Mutations in two genes, called breast cancer gene one (BRCA1) and breast cancer gene two (BRCA2), carry the highest risk of developing breast cancer. A gene called partner and localizer of BRCA2 (PALB2) has emerged as another important genetic risk factor for breast cancer. It is estimated that 35 percent of women with a mutated PALB2 gene will develop breast cancer by the age of 70.
Currently, experts only recommend BRCA1/2 or expanded panel genetic testing for certain people with an increased risk of having an inherited genetic mutation related to breast cancer. Increased risk categories include women having a family member with a known inherited genetic mutation associated with breast cancer, and women with a personal or family history of breast cancer or ovarian cancer at age 45 or younger.
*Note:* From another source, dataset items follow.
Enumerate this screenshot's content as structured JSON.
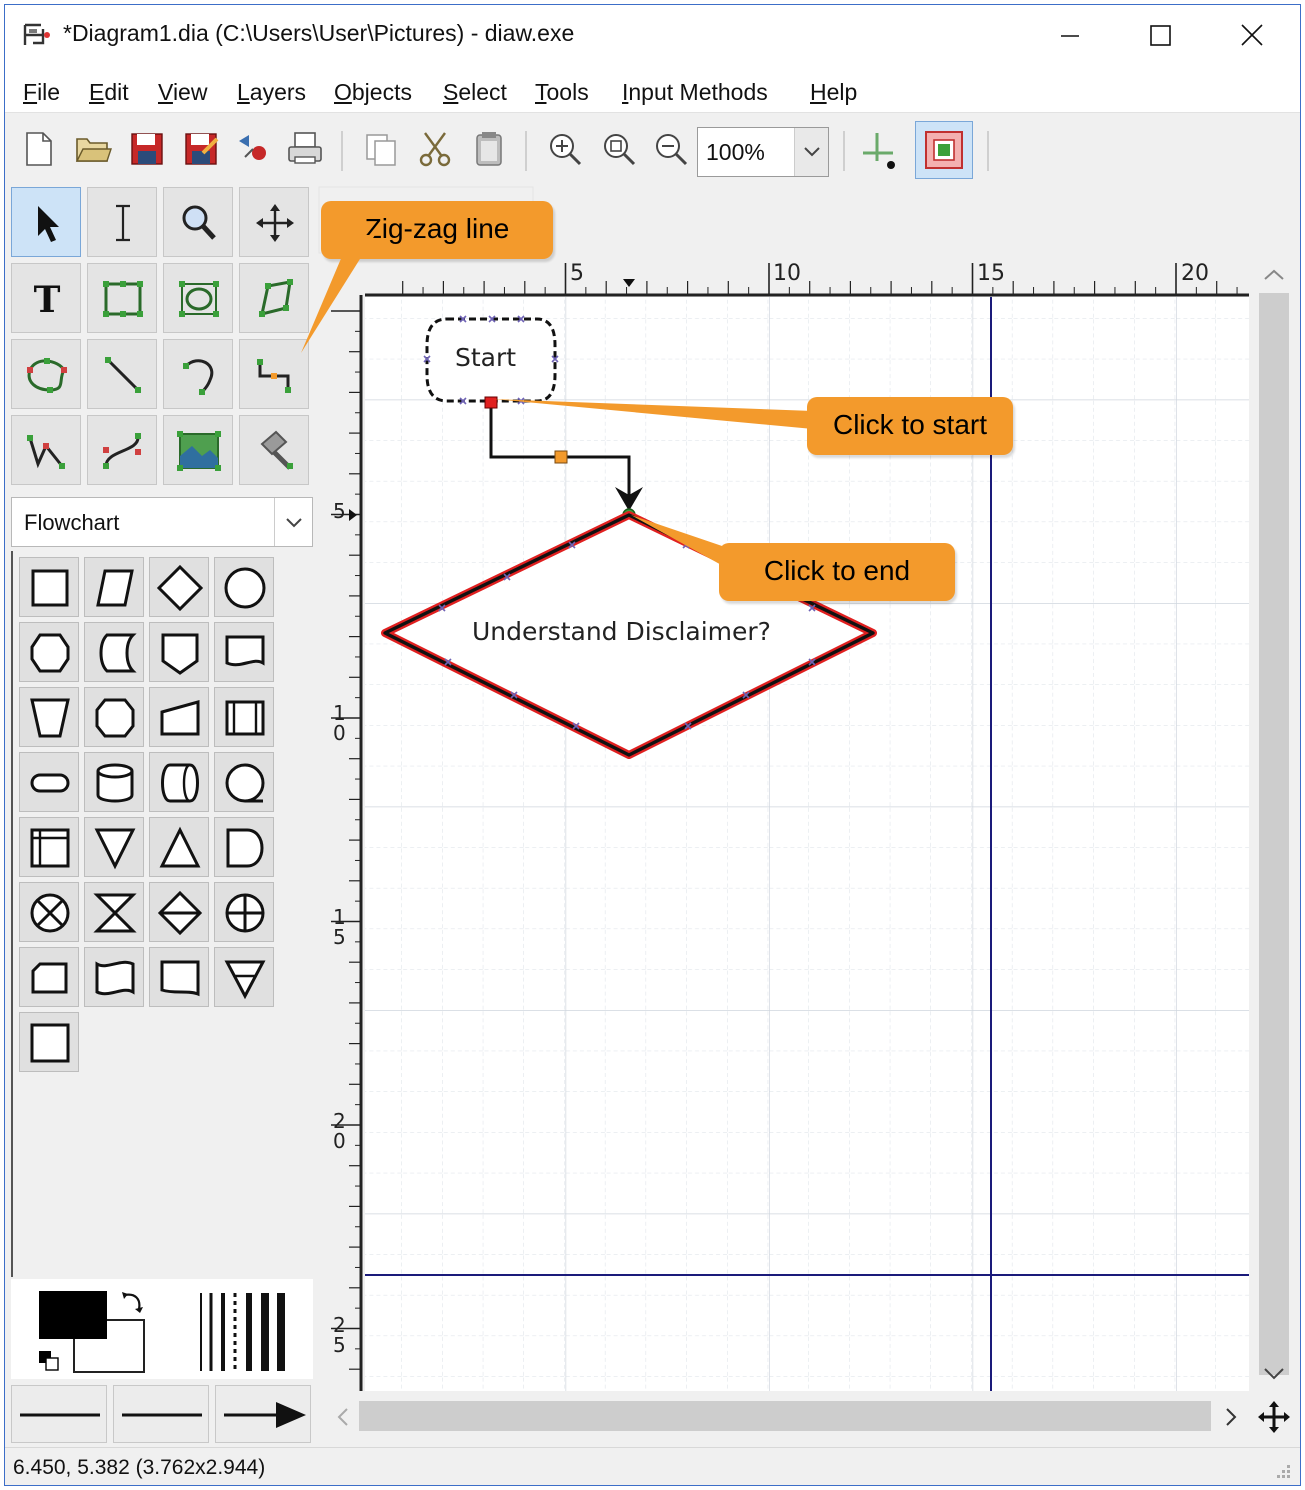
{
  "window": {
    "title": "*Diagram1.dia (C:\\Users\\User\\Pictures) - diaw.exe"
  },
  "menu": [
    "File",
    "Edit",
    "View",
    "Layers",
    "Objects",
    "Select",
    "Tools",
    "Input Methods",
    "Help"
  ],
  "toolbar": {
    "zoom_value": "100%",
    "buttons": [
      "new-file-icon",
      "open-folder-icon",
      "save-icon",
      "save-as-icon",
      "export-icon",
      "print-icon",
      "copy-icon",
      "cut-icon",
      "paste-icon",
      "zoom-in-icon",
      "zoom-fit-icon",
      "zoom-out-icon",
      "snap-to-grid-icon",
      "snap-to-objects-icon"
    ]
  },
  "toolbox": {
    "tools": [
      "pointer-tool",
      "text-edit-tool",
      "magnify-tool",
      "scroll-tool",
      "text-tool",
      "box-tool",
      "ellipse-tool",
      "polygon-tool",
      "beziergon-tool",
      "line-tool",
      "arc-tool",
      "zigzag-line-tool",
      "polyline-tool",
      "bezier-line-tool",
      "image-tool",
      "outline-tool"
    ]
  },
  "sheet": {
    "selected": "Flowchart"
  },
  "rulers": {
    "top_labels": [
      "5",
      "10",
      "15",
      "20"
    ],
    "left_labels": [
      "5",
      "1\n0",
      "1\n5",
      "2\n0",
      "2\n5"
    ]
  },
  "diagram": {
    "start_label": "Start",
    "decision_label": "Understand Disclaimer?"
  },
  "callouts": {
    "zigzag": "Zig-zag line",
    "click_start": "Click to start",
    "click_end": "Click to end"
  },
  "status": {
    "text": "6.450, 5.382 (3.762x2.944)"
  },
  "colors": {
    "callout": "#f39a2c",
    "selection": "#e02020",
    "guide": "#1a1a7a",
    "grid": "#d7dde4"
  }
}
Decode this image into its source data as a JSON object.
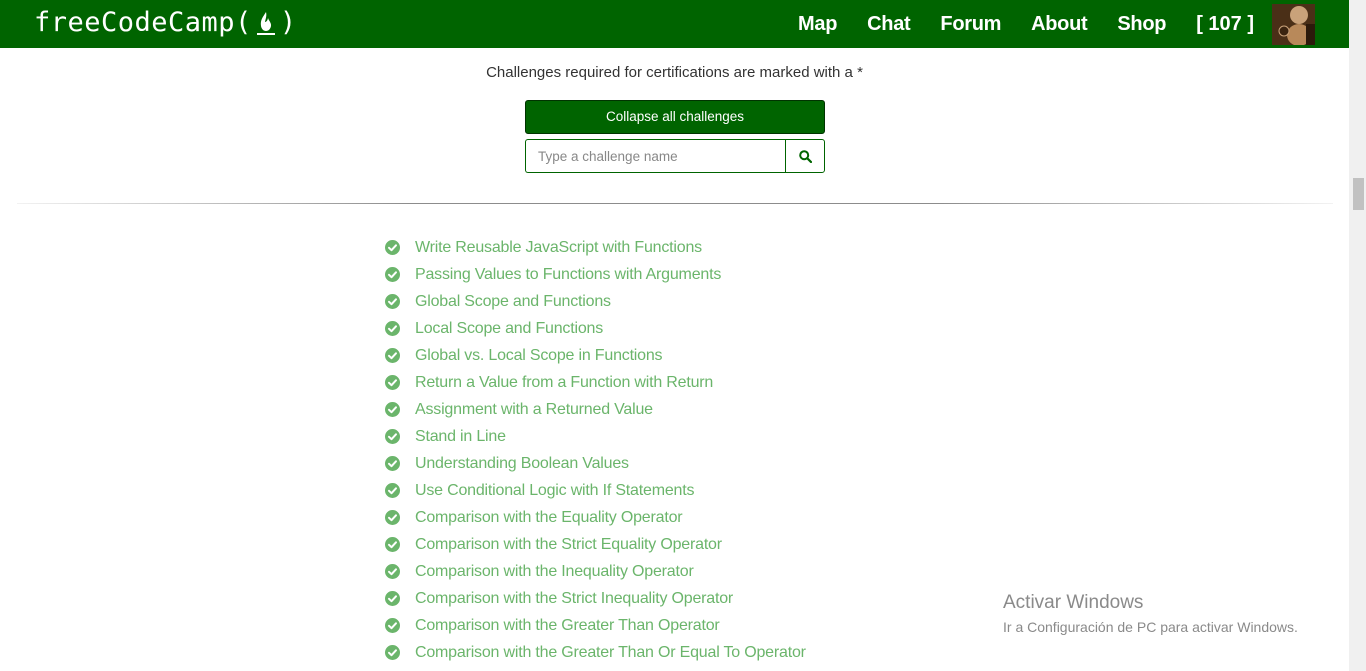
{
  "navbar": {
    "brand_left": "freeCodeCamp(",
    "brand_right": ")",
    "links": [
      "Map",
      "Chat",
      "Forum",
      "About",
      "Shop"
    ],
    "points": "[ 107 ]",
    "background_color": "#006400"
  },
  "main": {
    "notice": "Challenges required for certifications are marked with a *",
    "collapse_label": "Collapse all challenges",
    "search_placeholder": "Type a challenge name",
    "search_icon": "search-icon"
  },
  "challenges": [
    "Write Reusable JavaScript with Functions",
    "Passing Values to Functions with Arguments",
    "Global Scope and Functions",
    "Local Scope and Functions",
    "Global vs. Local Scope in Functions",
    "Return a Value from a Function with Return",
    "Assignment with a Returned Value",
    "Stand in Line",
    "Understanding Boolean Values",
    "Use Conditional Logic with If Statements",
    "Comparison with the Equality Operator",
    "Comparison with the Strict Equality Operator",
    "Comparison with the Inequality Operator",
    "Comparison with the Strict Inequality Operator",
    "Comparison with the Greater Than Operator",
    "Comparison with the Greater Than Or Equal To Operator"
  ],
  "challenge_status_icon": "check-circle-icon",
  "challenge_color": "#6bb56b",
  "windows_watermark": {
    "title": "Activar Windows",
    "subtitle": "Ir a Configuración de PC para activar Windows."
  }
}
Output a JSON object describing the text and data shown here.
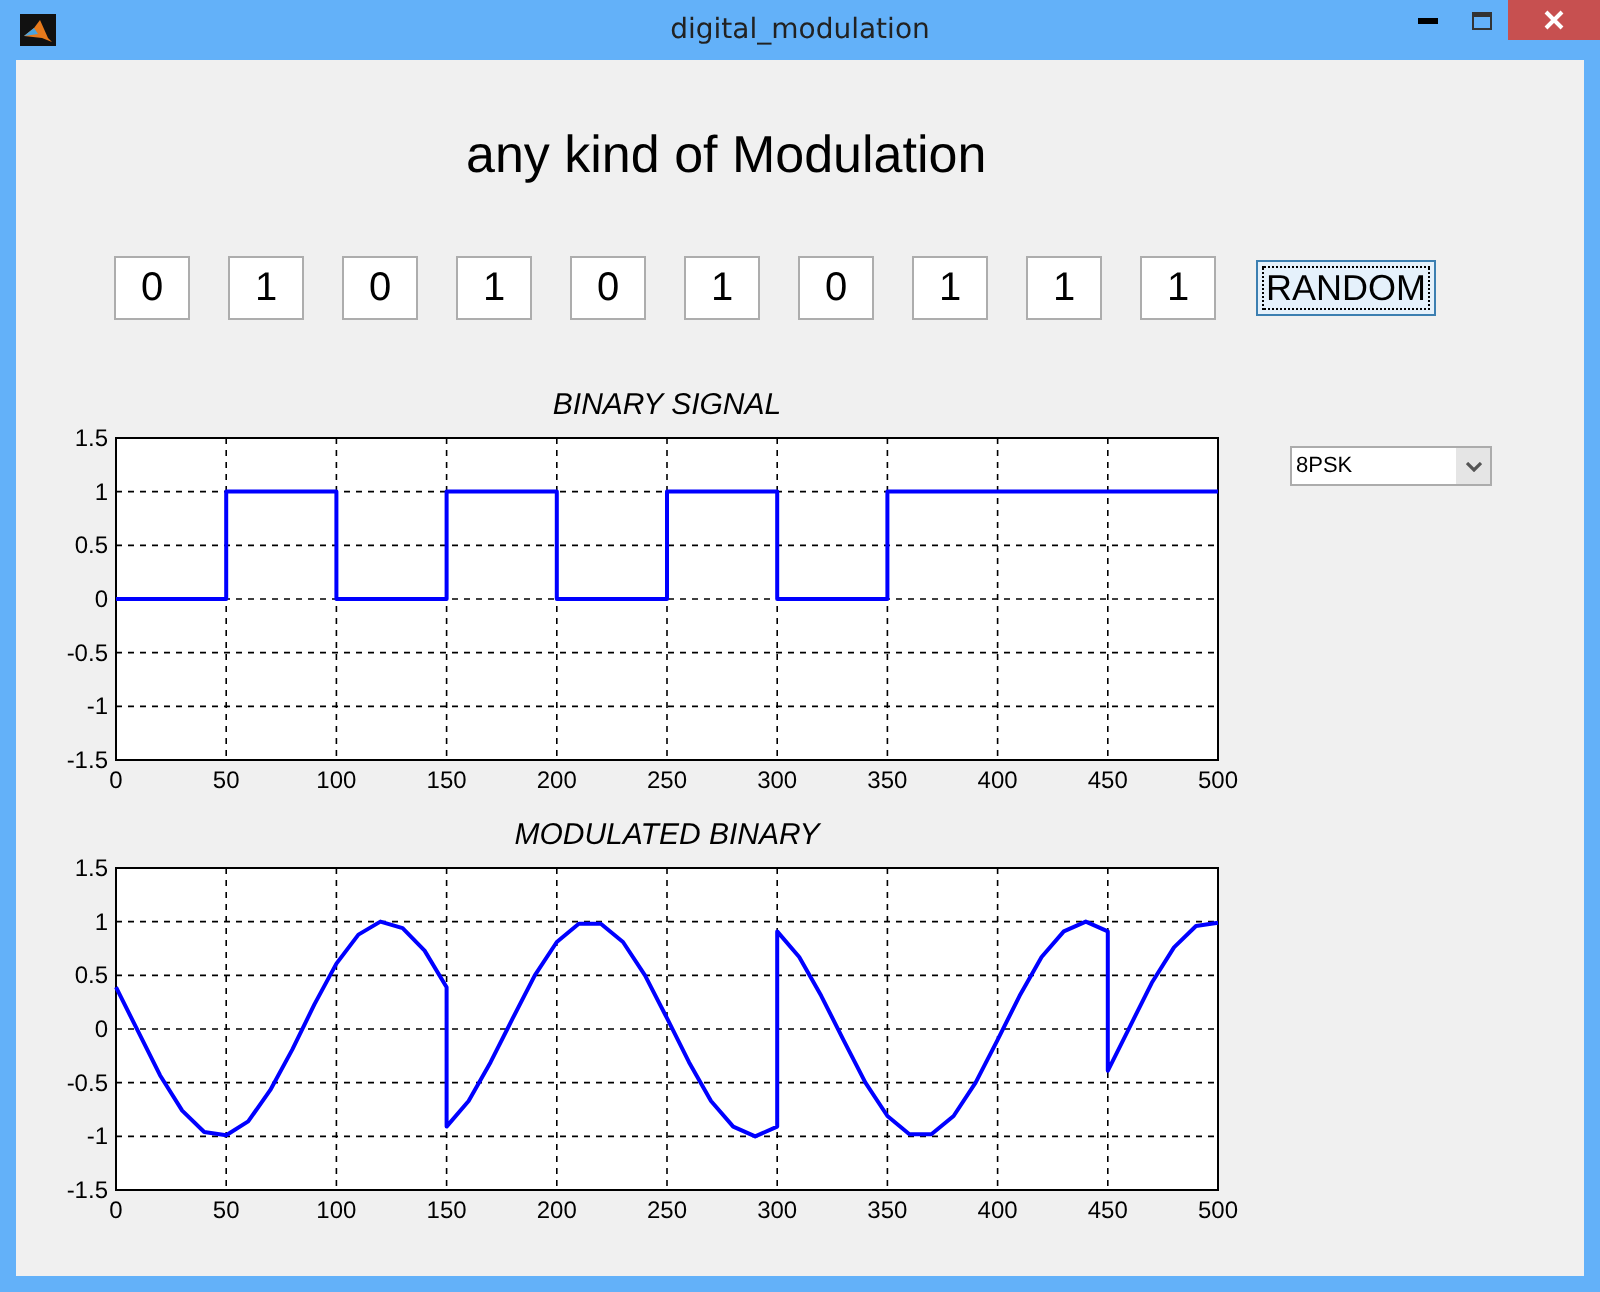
{
  "window": {
    "title": "digital_modulation"
  },
  "heading": "any kind of Modulation",
  "bits": [
    "0",
    "1",
    "0",
    "1",
    "0",
    "1",
    "0",
    "1",
    "1",
    "1"
  ],
  "random_button": "RANDOM",
  "modulation_select": {
    "value": "8PSK"
  },
  "charts": [
    {
      "chart_data": {
        "type": "line",
        "title": "BINARY SIGNAL",
        "x": [
          0,
          50,
          50,
          100,
          100,
          150,
          150,
          200,
          200,
          250,
          250,
          300,
          300,
          350,
          350,
          500
        ],
        "grid": true,
        "series": [
          {
            "color": "#0000ff",
            "values": [
              0,
              0,
              1,
              1,
              0,
              0,
              1,
              1,
              0,
              0,
              1,
              1,
              0,
              0,
              1,
              1
            ]
          }
        ],
        "xlim": [
          0,
          500
        ],
        "ylim": [
          -1.5,
          1.5
        ],
        "xticks": [
          0,
          50,
          100,
          150,
          200,
          250,
          300,
          350,
          400,
          450,
          500
        ],
        "yticks": [
          -1.5,
          -1,
          -0.5,
          0,
          0.5,
          1,
          1.5
        ]
      }
    },
    {
      "chart_data": {
        "type": "line",
        "title": "MODULATED BINARY",
        "x": [
          0,
          10,
          20,
          30,
          40,
          50,
          60,
          70,
          80,
          90,
          100,
          110,
          120,
          130,
          140,
          150,
          150,
          160,
          170,
          180,
          190,
          200,
          210,
          220,
          230,
          240,
          250,
          260,
          270,
          280,
          290,
          300,
          300,
          310,
          320,
          330,
          340,
          350,
          360,
          370,
          380,
          390,
          400,
          410,
          420,
          430,
          440,
          450,
          450,
          460,
          470,
          480,
          490,
          500
        ],
        "grid": true,
        "series": [
          {
            "color": "#0000ff",
            "values": [
              0.39,
              -0.02,
              -0.43,
              -0.76,
              -0.96,
              -0.99,
              -0.86,
              -0.57,
              -0.19,
              0.23,
              0.61,
              0.88,
              1,
              0.94,
              0.73,
              0.39,
              -0.91,
              -0.67,
              -0.31,
              0.1,
              0.5,
              0.81,
              0.98,
              0.98,
              0.81,
              0.5,
              0.1,
              -0.31,
              -0.67,
              -0.91,
              -1,
              -0.91,
              0.91,
              0.67,
              0.31,
              -0.1,
              -0.5,
              -0.81,
              -0.98,
              -0.98,
              -0.81,
              -0.5,
              -0.1,
              0.31,
              0.67,
              0.91,
              1,
              0.91,
              -0.39,
              0.02,
              0.43,
              0.76,
              0.96,
              0.99
            ]
          }
        ],
        "xlim": [
          0,
          500
        ],
        "ylim": [
          -1.5,
          1.5
        ],
        "xticks": [
          0,
          50,
          100,
          150,
          200,
          250,
          300,
          350,
          400,
          450,
          500
        ],
        "yticks": [
          -1.5,
          -1,
          -0.5,
          0,
          0.5,
          1,
          1.5
        ]
      }
    }
  ]
}
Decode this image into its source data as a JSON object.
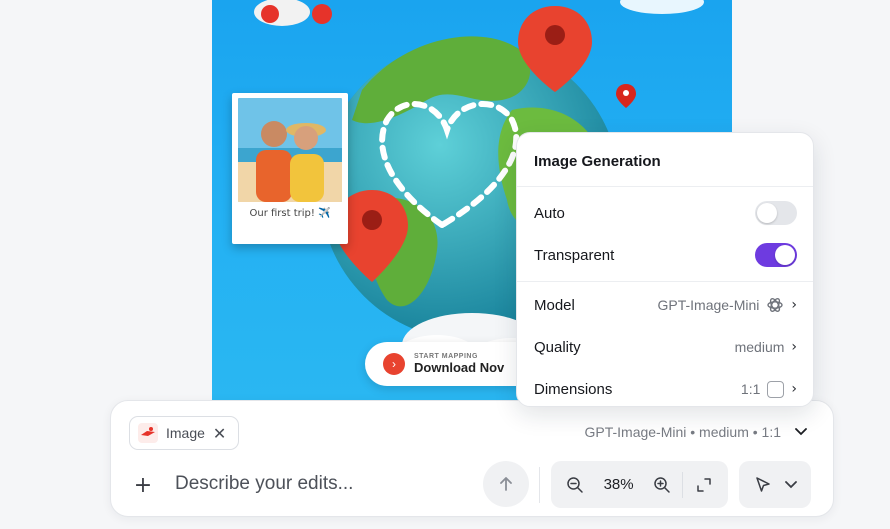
{
  "canvas": {
    "polaroid_caption": "Our first trip! ✈️",
    "cta_small": "START MAPPING",
    "cta_big": "Download Nov",
    "cta_icon": "chevron-right-icon"
  },
  "popover": {
    "title": "Image Generation",
    "auto": {
      "label": "Auto",
      "on": false
    },
    "transparent": {
      "label": "Transparent",
      "on": true
    },
    "model": {
      "label": "Model",
      "value": "GPT-Image-Mini",
      "icon": "openai-icon"
    },
    "quality": {
      "label": "Quality",
      "value": "medium"
    },
    "dimensions": {
      "label": "Dimensions",
      "value": "1:1",
      "icon": "square-aspect-icon"
    },
    "accent_color": "#6e3be0"
  },
  "composer": {
    "attachment_label": "Image",
    "summary": "GPT-Image-Mini • medium • 1:1",
    "prompt_placeholder": "Describe your edits...",
    "zoom_level": "38%"
  }
}
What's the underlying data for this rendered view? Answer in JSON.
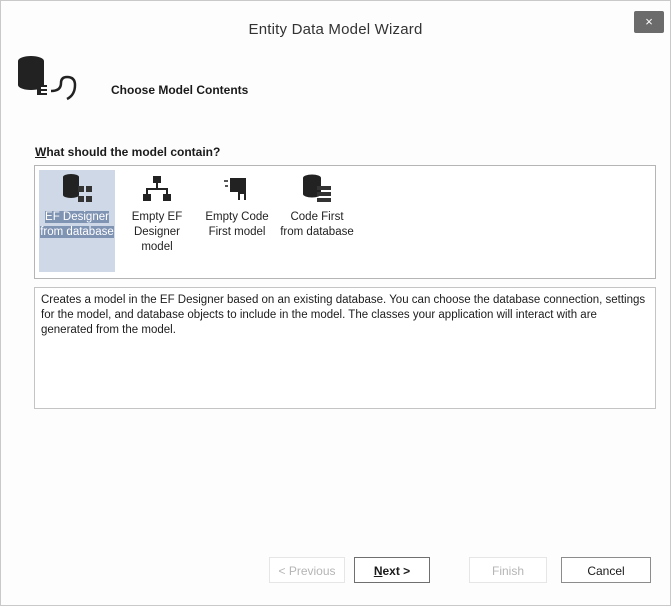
{
  "window": {
    "title": "Entity Data Model Wizard",
    "close_label": "×"
  },
  "header": {
    "title": "Choose Model Contents"
  },
  "question": {
    "accel": "W",
    "rest": "hat should the model contain?"
  },
  "options": [
    {
      "label": "EF Designer from database",
      "icon": "database-designer-icon",
      "selected": true
    },
    {
      "label": "Empty EF Designer model",
      "icon": "hierarchy-icon",
      "selected": false
    },
    {
      "label": "Empty Code First model",
      "icon": "code-first-icon",
      "selected": false
    },
    {
      "label": "Code First from database",
      "icon": "database-code-icon",
      "selected": false
    }
  ],
  "description": "Creates a model in the EF Designer based on an existing database. You can choose the database connection, settings for the model, and database objects to include in the model. The classes your application will interact with are generated from the model.",
  "buttons": {
    "previous": "< Previous",
    "next_accel": "N",
    "next_rest": "ext >",
    "finish": "Finish",
    "cancel": "Cancel"
  },
  "colors": {
    "selected_bg": "#cfd8e6",
    "selected_label": "#7f93b3",
    "close_bg": "#6b6b6b"
  }
}
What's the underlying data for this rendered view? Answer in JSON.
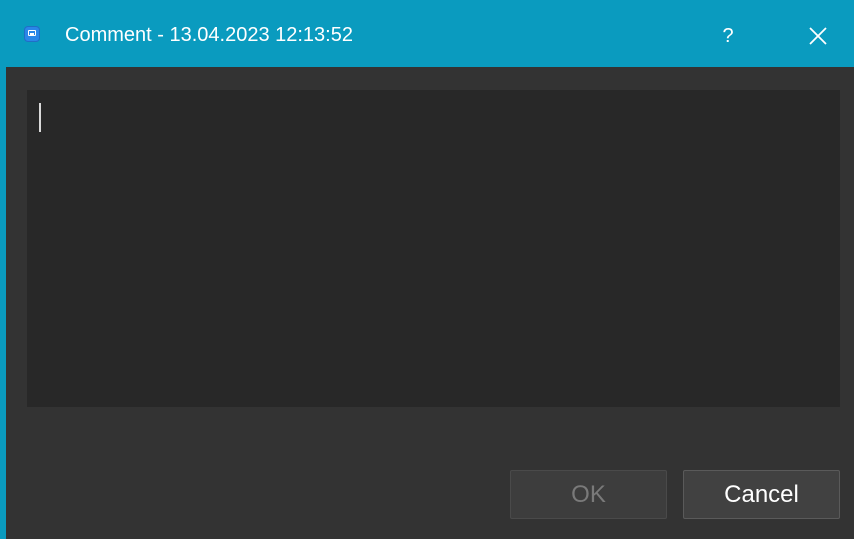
{
  "window": {
    "title": "Comment - 13.04.2023 12:13:52",
    "help_label": "?",
    "icons": {
      "app": "comment-app-icon",
      "close": "close-icon"
    },
    "accent_color": "#0a9bbf",
    "background_color": "#333333"
  },
  "editor": {
    "value": "",
    "placeholder": "",
    "background_color": "#282828"
  },
  "buttons": {
    "ok_label": "OK",
    "ok_enabled": false,
    "cancel_label": "Cancel"
  }
}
A genetic testing initiative in North Alabama provides compelling evidence that widespread genetic testing could be beneficial for the detection of mutations in genes that increase risk for breast cancer and other heritable cancers. Over the past six years, a program from HudsonAlpha Institute for Biotechnology (led by faculty researcher Sara Cooper, PhD) and Kailos Genetics has offered free or reduced cost genetic tests to residents of five North Alabama counties through the Information is Power initiative. The test looks at several dozen genes associated with increased risk for breast, ovarian, colon, and endometrial cancers.
As of September 2021, more than 5,200 people have been part of the initiative. Of these, 4.37 percent of participants received a positive result and have an increased risk of cancer. Surprisingly, 52 percent of people who received a positive result did not have a strong family history of cancer, meaning it is likely they would not have been offered a genetic test at their physician’s office. While the number of people receiving positive results is relatively small, the information they receive puts these individuals on a path to proper screening, early detection, and sometimes even the possibility of preventing cancer altogether. As the cost of genetic testing has declined, this program shows the benefits elective genomic testing could provide to help individuals make more informed health and disease screening decisions in their futures.
The Information is Power initiative continues its efforts to offer testing in the Alabama community with an emphasis on making this program accessible to all. With support from local and regional granting agencies, the initiative is currently expanding its reach into additional counties in Alabama, with the hopes to provide inexpensive, elective testing of increased cancer risk to more people across the state.